Published Dec. 24, 2014

A refresher course in case there's anyone out there who isn't utterly convinced of this yet.

If you're using your employer's hardware or software, what you do on it is not private. The employer owns it and can track your activities.

No big deal, you say? Well, it might be if you're launching a secret job hunt. Some employers have robust abilities to monitor what you're doing online.

It's not just that they know whether you're playing "Candy Crush" or scrolling through Facebook when you're supposed to be working. It's that there's a growing information technology field of "talent analytics."

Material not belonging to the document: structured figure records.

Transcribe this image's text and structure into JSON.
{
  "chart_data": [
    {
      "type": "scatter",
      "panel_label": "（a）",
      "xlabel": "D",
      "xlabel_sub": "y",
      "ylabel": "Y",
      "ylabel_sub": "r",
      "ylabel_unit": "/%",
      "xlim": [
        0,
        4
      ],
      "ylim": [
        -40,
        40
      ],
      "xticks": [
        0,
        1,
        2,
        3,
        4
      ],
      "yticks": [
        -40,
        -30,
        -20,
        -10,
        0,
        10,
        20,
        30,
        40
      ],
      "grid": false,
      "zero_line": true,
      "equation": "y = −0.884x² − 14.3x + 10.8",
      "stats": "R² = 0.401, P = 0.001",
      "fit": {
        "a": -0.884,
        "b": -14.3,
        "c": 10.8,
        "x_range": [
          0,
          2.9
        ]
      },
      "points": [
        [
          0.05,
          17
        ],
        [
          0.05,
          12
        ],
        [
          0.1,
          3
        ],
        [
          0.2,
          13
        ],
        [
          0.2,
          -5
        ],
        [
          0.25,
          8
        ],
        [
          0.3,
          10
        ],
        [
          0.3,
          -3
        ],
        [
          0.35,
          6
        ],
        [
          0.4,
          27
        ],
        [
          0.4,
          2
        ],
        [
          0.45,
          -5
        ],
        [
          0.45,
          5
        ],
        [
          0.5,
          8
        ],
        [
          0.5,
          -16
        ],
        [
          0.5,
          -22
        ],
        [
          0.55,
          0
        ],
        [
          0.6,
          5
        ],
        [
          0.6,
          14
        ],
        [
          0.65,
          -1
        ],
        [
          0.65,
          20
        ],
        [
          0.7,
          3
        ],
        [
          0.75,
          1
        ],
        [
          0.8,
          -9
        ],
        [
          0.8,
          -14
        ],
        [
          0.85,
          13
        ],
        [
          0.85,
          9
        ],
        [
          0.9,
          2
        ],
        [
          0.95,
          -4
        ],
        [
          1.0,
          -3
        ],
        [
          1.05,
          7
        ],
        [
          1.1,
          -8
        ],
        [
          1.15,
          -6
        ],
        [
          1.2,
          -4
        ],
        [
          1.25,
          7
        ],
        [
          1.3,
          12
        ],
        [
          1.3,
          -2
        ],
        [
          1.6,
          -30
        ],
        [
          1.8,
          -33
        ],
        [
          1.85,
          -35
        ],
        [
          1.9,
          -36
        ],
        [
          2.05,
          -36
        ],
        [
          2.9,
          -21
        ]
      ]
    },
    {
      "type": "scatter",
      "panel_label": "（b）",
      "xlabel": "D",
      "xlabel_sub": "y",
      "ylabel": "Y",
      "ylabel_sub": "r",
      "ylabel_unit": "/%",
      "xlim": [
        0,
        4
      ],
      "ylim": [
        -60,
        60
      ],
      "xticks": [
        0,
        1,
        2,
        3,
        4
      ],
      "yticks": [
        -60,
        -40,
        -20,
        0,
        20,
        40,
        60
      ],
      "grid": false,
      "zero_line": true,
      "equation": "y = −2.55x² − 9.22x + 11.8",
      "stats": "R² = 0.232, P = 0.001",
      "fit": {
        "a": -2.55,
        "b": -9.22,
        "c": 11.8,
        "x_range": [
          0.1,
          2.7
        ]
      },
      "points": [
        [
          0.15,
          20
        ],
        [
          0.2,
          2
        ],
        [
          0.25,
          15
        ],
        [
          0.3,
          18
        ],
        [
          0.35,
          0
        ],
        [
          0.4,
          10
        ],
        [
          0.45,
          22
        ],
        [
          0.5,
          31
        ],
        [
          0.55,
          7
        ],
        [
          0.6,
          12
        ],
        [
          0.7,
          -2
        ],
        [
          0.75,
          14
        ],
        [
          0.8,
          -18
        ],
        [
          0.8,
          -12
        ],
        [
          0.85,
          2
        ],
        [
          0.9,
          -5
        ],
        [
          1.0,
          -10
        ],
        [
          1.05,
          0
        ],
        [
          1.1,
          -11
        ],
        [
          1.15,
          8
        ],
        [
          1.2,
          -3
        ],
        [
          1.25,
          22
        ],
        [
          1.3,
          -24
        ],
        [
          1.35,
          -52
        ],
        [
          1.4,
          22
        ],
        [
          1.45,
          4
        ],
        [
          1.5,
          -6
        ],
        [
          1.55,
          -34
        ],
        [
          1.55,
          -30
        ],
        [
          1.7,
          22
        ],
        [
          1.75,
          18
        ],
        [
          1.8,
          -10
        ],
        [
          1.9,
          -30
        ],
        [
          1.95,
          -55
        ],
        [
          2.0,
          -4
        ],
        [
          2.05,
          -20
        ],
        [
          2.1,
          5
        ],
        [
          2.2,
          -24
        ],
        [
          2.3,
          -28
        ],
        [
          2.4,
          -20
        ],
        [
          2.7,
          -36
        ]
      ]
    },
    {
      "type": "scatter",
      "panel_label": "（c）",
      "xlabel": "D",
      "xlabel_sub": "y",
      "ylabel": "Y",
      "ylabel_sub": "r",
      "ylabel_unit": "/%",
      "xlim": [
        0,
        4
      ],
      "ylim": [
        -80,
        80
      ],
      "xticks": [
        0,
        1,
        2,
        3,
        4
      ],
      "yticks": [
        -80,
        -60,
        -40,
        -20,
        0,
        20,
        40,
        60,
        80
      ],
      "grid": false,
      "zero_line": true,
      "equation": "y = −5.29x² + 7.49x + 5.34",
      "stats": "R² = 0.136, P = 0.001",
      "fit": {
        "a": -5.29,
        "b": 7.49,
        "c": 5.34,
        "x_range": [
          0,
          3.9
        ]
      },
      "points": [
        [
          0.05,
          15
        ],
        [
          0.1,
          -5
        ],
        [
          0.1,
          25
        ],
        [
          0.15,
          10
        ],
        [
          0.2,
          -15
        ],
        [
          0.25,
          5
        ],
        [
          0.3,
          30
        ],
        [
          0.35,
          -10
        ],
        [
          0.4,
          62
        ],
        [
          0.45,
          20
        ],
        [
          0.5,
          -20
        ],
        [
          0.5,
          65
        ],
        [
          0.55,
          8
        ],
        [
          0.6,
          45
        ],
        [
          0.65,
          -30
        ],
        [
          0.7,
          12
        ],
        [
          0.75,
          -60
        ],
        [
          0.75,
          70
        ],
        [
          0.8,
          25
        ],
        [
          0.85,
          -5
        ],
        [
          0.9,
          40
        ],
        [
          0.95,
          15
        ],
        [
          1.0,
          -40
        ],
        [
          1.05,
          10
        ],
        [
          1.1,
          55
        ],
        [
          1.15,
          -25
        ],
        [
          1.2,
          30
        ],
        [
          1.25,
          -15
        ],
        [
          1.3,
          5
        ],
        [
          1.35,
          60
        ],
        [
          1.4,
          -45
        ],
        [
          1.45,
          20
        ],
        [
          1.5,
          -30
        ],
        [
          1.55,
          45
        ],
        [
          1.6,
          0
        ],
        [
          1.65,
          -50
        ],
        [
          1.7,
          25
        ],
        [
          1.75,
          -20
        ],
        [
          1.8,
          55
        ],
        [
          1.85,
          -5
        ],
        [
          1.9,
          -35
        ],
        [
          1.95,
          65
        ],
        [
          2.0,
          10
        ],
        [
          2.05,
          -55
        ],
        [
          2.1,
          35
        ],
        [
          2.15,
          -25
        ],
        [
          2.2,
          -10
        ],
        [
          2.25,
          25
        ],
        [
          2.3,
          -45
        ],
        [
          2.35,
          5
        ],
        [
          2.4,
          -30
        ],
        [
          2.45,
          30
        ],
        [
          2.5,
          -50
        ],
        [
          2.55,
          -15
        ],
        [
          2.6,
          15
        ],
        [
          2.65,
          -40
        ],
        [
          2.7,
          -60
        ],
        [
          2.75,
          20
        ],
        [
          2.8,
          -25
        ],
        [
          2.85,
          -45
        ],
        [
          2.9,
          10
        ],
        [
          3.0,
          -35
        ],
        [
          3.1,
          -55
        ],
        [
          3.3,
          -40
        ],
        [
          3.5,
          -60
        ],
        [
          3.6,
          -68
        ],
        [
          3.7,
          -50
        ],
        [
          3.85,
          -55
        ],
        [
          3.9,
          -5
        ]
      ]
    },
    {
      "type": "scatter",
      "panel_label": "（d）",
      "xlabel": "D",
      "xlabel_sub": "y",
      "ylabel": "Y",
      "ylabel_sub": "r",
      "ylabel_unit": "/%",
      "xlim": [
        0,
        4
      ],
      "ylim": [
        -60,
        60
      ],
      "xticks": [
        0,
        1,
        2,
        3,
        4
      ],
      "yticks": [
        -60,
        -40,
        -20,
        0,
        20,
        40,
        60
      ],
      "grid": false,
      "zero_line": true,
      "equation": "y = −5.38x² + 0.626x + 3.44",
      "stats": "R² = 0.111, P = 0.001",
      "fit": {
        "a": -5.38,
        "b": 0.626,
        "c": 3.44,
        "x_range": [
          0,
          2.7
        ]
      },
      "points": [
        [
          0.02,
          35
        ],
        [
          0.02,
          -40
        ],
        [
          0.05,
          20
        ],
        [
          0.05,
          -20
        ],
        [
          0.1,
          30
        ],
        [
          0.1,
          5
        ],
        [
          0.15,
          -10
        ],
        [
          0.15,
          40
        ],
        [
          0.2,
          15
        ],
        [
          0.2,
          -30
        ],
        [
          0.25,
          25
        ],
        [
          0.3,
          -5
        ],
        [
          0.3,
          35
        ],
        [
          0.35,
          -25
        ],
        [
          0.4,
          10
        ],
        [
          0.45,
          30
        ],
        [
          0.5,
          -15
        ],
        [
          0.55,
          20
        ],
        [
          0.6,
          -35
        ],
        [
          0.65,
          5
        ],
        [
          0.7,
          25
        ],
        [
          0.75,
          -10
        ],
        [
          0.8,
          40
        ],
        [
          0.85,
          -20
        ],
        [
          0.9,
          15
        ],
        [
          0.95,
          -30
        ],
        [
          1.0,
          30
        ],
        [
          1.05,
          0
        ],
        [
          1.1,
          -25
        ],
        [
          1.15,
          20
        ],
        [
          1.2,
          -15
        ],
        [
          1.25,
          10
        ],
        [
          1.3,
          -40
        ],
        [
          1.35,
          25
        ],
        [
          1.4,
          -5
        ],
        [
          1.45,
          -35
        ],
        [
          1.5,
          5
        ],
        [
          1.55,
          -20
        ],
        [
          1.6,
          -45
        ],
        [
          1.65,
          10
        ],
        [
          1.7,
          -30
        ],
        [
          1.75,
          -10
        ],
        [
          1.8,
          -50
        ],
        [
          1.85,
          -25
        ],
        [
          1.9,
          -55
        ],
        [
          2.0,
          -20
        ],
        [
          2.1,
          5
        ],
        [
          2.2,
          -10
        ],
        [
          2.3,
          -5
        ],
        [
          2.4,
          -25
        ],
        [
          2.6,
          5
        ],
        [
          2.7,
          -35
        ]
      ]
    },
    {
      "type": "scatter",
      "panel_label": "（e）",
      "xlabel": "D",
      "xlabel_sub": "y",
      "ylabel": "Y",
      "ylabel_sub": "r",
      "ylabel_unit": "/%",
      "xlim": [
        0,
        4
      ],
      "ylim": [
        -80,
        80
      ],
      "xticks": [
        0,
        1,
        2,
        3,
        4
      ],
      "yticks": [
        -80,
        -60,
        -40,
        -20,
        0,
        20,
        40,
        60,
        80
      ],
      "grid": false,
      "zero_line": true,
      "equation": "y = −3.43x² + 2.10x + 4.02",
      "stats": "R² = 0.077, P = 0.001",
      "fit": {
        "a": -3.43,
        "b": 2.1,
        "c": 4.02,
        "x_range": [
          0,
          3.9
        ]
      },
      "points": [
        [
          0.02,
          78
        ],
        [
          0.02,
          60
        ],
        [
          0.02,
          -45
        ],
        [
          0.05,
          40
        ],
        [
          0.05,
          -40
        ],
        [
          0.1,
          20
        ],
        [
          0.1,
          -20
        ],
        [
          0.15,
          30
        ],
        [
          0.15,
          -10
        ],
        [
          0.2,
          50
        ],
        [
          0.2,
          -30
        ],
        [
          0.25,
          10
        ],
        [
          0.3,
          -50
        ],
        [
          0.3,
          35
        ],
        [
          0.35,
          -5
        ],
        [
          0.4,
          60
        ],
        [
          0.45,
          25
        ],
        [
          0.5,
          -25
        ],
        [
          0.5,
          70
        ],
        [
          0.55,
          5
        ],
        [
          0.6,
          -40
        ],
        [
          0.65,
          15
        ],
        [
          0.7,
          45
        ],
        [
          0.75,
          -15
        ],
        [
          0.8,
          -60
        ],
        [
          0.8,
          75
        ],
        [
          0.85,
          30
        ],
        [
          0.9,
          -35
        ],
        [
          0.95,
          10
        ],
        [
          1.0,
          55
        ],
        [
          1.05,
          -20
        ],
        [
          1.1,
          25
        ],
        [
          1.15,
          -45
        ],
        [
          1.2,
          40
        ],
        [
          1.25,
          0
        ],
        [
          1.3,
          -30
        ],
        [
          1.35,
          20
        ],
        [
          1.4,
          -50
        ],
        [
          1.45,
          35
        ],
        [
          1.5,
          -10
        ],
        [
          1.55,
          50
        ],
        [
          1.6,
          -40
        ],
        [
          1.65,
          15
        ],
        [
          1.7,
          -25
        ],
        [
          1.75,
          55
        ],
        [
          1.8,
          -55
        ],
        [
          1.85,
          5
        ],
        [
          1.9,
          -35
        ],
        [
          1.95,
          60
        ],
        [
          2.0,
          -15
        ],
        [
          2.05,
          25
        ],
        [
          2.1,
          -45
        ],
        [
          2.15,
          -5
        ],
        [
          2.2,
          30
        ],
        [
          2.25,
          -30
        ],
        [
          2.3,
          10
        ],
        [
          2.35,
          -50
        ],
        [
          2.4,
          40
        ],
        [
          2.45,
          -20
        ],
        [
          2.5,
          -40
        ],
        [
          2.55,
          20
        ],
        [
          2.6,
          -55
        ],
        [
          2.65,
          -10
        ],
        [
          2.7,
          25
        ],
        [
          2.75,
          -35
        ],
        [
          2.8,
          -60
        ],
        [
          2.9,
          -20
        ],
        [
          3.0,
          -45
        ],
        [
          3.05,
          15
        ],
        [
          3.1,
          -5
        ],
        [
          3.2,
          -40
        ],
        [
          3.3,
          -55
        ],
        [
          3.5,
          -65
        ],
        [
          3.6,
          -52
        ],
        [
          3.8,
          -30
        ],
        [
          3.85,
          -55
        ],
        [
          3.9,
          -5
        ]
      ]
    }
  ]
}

Using sophisticated algorithms, analysts are capturing data that do far more than tell that you're visiting job boards and LinkedIn several times a day. They can figure out that you're likely to begin doing so based on aggregated click patterns of others in your similar field or status.

In certain companies and industries, employers want to know, almost before you do, that you're thinking of leaving the company. In those places, which work hard to get and keep top talent, they care about losing a valued staff member.

And even if you're not the must-keep star performer, it costs employers time and money to replace you. If you're meeting expectations, they'd probably rather keep you.

So, to figure out if they want to keep you, it's increasingly common for workplaces that monitor employee Internet use to track for productivity, something that's been more difficult to measure in many white-collar, desk-bound jobs.

Obviously, frequent visits to non-work sites are red flags. Many employers use systems that watch for inappropriate emails, tweets or Internet posts. Tracking your time online is a modern equivalent of counting widget production on the factory line.

Furthermore, while what you say on your own time and on your own equipment may be legal and true, that doesn't mean a current or prospective employer won't find it and use it against you if it's deemed contrary to the organization's best interests.

Employees and job hunters should aim for a digital footprint that's clear of apparent biases or anything that an employer might not want to characterize employees.

What might that be? You really don't know. You don't know who's digging into your online history. You don't know what their biases are. You don't know exactly what they're looking for. But you do want to look employable.

That means cleansing as best you can any drinking, smoking or crazy carousing pictures and erasing comments that might be controversial. Of course, you can't control it all. Retweets, other people's videos of you and other online trails can live on and on.

Again, is there anyone who still needs to be reminded?